I arranged an appointment and scan as early as I could. A couple of days before this was due, we decided to visit my folks in Dublin. On the bus back down to Cork, I got very strong cramps in my belly and just as I turned my head around to tell my boyfriend, my waters broke. I was 26 years old and 17 weeks pregnant when I lost my first baby: it took about eight hours of constant bleeding, clotting, cramping and crying through a long winter night on a ward with other pregnant women. The nurses working that night were amazing, despite seeing this happen on a ridiculously regular basis.
Struggling to cope
The loss was very traumatic and struggled to communicate with anyone but, sadly, especially my partner. I moved back to Dublin from Cork to clear my head and we broke up over time. I was simply too upset and felt so much guilt about losing the baby so late, we just weren’t able to get past it. However, I did meet someone else 10 years later and fell pregnant twice with him.
My second and third miscarriages happened quite close together – and were completely different to the first. I was eight weeks pregnant on baby number two when I went for a scan. Immediately the sonographer said that there was a problem, called in a doctor to review and I was told that the baby had no heartbeat. It’s so hard to hear those words. This time, unlike the first, I had to stay in hospital for a D&C [dilation and curettage, a procedure carried out after a miscarriage]. I don’t think I’ve ever been as scared as I was on the way into the operating room. The nurse sat me down and let me have a cry for myself and for my second baby.
Expecting the worst
My last loss was a little more complicated. I felt unwell so I went into the hospital for bloods. They sent me home with the promise to call with blood results and about an hour later, I got a call telling me to come straight into A&E as they thought I had an ectopic pregnancy. Another scan showed that it was a small fibroid hiding in the womb lining and the foetus was nestled in the womb.
As this was so early in the pregnancy, around four weeks, it was impossible to hear the heartbeat yet so for the next three weeks I was in and out of hospital for scans. There was never any strong positivity about this pregnancy and I guess I was expecting the worst from the beginning. I was in bed one evening after a scan and woke to heavy bleeding. This time there was no need to rush into the hospital as I had a complete miscarriage in my bathroom.
When I lost my third baby, I was referred to the Rotunda to have investigations. They found no reason[s] – especially as all of my three losses had been so different but they did investigate, so that put my mind at ease at the time.
"Grief consumed me and I was lost for a while."
Road to recovery
Looking back, I can now see how badly I coped with my first miscarriage. Grief consumed me and I was lost for a while. I was lucky to be able to deal better with the second and the third. They were also different as both were earlier in the pregnancies. After the third loss, I looked for support and I found the Miscarriage Association of Ireland. I went to a meeting and immediately knew I was on the road to recovery. One of the best things that was said to me after my second meeting was that I needed to know that I wasn’t going crazy – it was okay to feel how I was feeling, all of the sadness at my losses. That helped me a huge amount.
Being honest, I would love to be a mum and thought this would be something that would have been a much more simple event in my life. At this point, I feel that, as it hasn’t happened by now, it’s not going to happen. I think I’m okay with that. It’s been a long road getting to that acceptance.
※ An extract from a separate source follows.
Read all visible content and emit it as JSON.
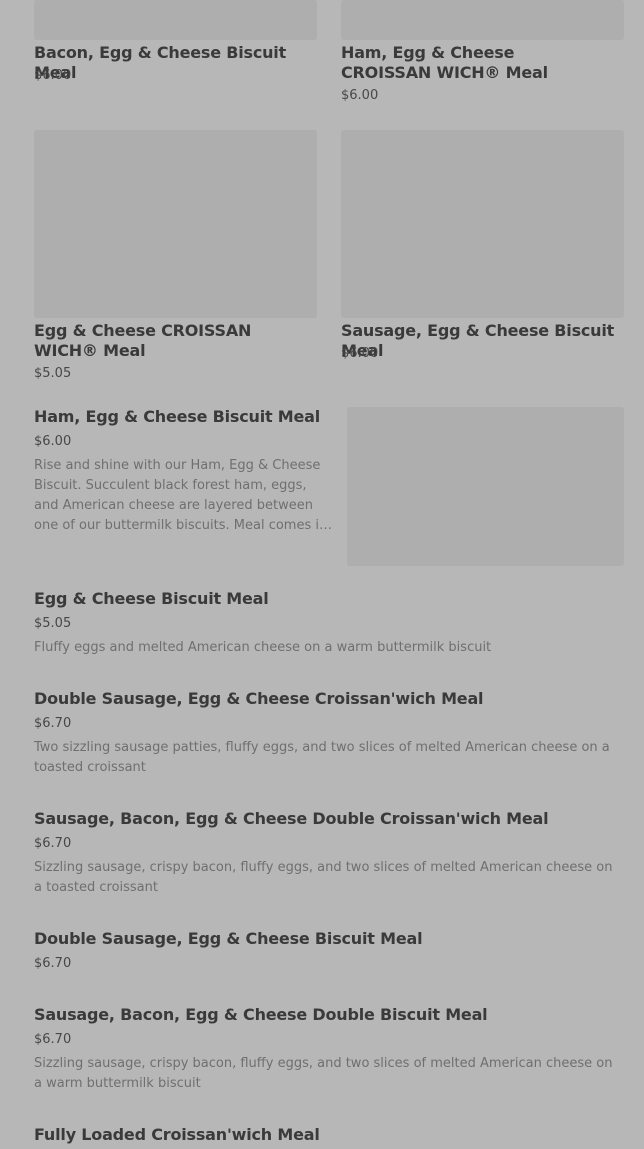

For anyone going through something similar, know that everyone who has lost a baby through miscarriage has felt the sadness, grief, guilt and desperation that you’re feeling. It’s not your fault, you couldn’t have done anything to change the outcome. Miscarriage is a ridiculously common event that still isn’t talked about enough to make it more accepted. Talk to someone – there’s help out there. Keep going, be as strong as you can be and talk to the Miscarriage Association when you feel ready. You’ll be okay.